Attention-Enhanced Deep Learning With AI-Driven Decision Making For 5G Slice Classification And Resource Allocation In Environmental Monitoring Systems
DOI:
https://doi.org/10.64252/ncstx570Keywords:
5G slicing, resource allocation, environmental data, attention model, post-decision logic, multi-modal learning, non-linear analysis, real-time inferenceAbstract
An intelligent framework is proposed to enhance slice classification and resource allocation efficiency within 5G-enabled environmental monitoring environments. By integrating attention mechanisms with a lightweight classifier and a rule-guided post-decision layer, the system ensures high adaptability under multi-modal inputs, including service type, QoS constraints, and real-time environmental parameters. Non-linear analysis modules contribute to refined predictions under fluctuating traffic and sensor conditions. Evaluation demonstrates strong accuracy across both slice and resource categories, achieving over 96.5% in all key metrics.
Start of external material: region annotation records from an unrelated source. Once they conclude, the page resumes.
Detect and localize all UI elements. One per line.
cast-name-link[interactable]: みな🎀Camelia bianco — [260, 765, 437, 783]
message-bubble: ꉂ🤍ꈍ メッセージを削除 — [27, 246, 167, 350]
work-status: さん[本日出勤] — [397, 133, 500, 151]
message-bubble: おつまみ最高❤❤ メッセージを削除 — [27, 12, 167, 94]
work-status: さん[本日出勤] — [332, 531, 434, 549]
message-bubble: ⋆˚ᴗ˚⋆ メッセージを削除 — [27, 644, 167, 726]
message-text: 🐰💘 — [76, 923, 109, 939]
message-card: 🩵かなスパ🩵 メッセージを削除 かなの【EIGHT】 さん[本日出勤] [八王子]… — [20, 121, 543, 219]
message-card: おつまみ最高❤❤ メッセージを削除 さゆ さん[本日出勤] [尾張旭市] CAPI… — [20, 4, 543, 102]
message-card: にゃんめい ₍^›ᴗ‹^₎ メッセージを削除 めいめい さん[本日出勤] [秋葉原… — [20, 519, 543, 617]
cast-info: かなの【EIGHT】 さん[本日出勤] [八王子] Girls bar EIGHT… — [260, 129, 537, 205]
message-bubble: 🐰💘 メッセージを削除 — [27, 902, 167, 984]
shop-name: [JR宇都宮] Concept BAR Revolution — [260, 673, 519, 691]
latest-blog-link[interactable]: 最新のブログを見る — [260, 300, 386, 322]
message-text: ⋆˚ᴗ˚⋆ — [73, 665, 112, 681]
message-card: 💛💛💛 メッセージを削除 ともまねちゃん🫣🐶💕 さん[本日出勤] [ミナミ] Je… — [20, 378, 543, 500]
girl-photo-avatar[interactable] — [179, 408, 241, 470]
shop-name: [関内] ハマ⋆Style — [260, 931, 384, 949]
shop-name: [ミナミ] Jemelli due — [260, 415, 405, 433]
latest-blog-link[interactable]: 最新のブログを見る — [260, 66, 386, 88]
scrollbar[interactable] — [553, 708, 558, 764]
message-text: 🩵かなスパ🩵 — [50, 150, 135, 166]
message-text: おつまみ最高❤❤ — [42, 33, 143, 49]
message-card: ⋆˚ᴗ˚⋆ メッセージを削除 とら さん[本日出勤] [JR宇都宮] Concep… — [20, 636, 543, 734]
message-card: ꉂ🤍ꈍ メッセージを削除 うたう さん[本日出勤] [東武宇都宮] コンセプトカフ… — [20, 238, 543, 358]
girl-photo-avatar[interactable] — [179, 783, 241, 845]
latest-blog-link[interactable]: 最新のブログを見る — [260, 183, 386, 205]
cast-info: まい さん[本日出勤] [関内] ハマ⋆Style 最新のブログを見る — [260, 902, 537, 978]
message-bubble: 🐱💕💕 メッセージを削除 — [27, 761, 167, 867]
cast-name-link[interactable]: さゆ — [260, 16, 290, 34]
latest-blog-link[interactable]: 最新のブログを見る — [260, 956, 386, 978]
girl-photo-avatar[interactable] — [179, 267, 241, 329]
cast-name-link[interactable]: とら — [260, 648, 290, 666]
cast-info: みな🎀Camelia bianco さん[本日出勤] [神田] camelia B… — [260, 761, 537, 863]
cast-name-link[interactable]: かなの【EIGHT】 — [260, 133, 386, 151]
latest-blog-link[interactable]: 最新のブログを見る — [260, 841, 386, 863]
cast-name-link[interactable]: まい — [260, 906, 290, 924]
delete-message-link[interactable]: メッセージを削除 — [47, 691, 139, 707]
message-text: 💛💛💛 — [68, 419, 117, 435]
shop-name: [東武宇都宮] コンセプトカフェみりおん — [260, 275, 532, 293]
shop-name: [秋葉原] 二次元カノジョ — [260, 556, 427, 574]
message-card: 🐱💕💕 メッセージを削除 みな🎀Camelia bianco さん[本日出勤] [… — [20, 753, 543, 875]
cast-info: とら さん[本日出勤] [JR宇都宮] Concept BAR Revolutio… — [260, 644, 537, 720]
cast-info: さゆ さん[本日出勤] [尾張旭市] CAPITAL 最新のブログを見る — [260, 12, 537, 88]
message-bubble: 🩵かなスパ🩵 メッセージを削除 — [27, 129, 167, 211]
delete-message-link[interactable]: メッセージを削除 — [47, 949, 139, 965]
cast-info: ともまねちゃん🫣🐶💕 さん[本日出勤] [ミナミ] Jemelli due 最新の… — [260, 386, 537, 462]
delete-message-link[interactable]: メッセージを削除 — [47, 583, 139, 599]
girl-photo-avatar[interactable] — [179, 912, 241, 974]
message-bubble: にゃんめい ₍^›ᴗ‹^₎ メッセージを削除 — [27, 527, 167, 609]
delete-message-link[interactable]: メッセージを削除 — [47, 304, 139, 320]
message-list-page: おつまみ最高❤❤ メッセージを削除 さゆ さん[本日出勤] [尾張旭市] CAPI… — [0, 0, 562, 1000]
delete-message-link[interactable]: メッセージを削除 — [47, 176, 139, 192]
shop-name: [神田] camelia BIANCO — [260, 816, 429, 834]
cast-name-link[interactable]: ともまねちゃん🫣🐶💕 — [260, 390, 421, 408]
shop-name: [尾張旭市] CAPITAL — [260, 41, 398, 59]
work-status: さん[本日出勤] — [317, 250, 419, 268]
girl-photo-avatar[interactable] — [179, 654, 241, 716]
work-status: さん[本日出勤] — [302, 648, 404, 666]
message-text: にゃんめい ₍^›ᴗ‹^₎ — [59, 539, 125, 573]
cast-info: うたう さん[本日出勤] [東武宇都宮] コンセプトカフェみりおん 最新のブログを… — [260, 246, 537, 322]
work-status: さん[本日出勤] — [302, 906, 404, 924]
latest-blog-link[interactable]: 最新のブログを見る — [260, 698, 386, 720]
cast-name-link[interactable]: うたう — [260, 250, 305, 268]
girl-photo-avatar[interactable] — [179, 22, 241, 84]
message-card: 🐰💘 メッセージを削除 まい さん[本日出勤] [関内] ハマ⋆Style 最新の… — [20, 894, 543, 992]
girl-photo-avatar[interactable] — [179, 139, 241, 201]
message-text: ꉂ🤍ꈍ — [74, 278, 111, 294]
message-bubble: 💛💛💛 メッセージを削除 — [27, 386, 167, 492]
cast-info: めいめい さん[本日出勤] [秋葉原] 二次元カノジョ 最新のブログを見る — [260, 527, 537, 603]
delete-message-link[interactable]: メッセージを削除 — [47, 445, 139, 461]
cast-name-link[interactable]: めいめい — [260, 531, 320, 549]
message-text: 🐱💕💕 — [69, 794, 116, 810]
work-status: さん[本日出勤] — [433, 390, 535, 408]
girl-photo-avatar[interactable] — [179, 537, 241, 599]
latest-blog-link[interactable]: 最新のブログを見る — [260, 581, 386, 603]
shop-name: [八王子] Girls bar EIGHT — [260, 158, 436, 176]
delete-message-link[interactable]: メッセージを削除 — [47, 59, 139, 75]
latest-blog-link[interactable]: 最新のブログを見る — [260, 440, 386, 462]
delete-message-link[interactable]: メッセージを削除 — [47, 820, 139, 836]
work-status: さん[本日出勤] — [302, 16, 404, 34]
Training–testing curves and confusion matrices validate learning consistency, while cross-dataset trials confirm generalizability. Compared to recent deep learning models, the framework shows superior precision and minimal divergence error. Major challenges addressed include input heterogeneity, dynamic policy shifts, and maintaining decision integrity under uncertainty. The overall design emphasizes scalability, minimal error propagation, and responsiveness, supporting intelligent 5G service adaptation in evolving environmental contexts.